From somewhere across the water she heard the jingle of metal on metal, the soft blowing of a horse, and men’s voices. Gareth still said nothing, but she felt that, if she laid a hand upon him, she would find him quivering, as a rope does before it snaps. John came quietly to her side, his fingers twined warm and strong about hers. His spectacles flashed softly in the lanternlight as he slung an end of his voluminous plaid around her shoulders and drew her to his side.
“John,” Gareth said quietly, “I—I have something to tell you.”
Dimly through the fog came another sound, a woman’s laugh like the tinkling of silver bells. Gareth twitched, and John, a dangerous flicker in his lazy-lidded eyes, said, “I thought you might.”
“Aversin,” Gareth stammered and stopped.
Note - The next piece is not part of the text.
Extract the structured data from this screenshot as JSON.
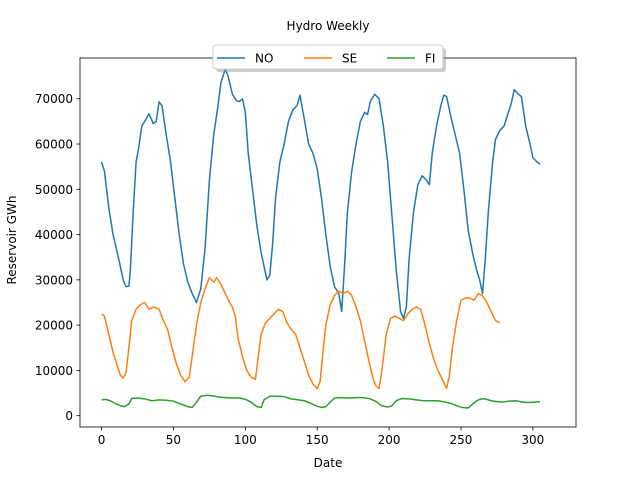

Then he forced himself on with a rush, “Aversin, Jenny, listen. I’m sorry. I lied to you—I betrayed you, but I couldn’t help it; I had no other choice. I’m sorry.”
“Ah,” said John softly. “So there was something you forgot to mention before we left the Hold?”
Unable to meet his eyes, Gareth said, “I meant to tell you earlier, but—but I couldn’t. I was afraid you’d turn back and—and I couldn’t let you turn back. We need you, we really do.”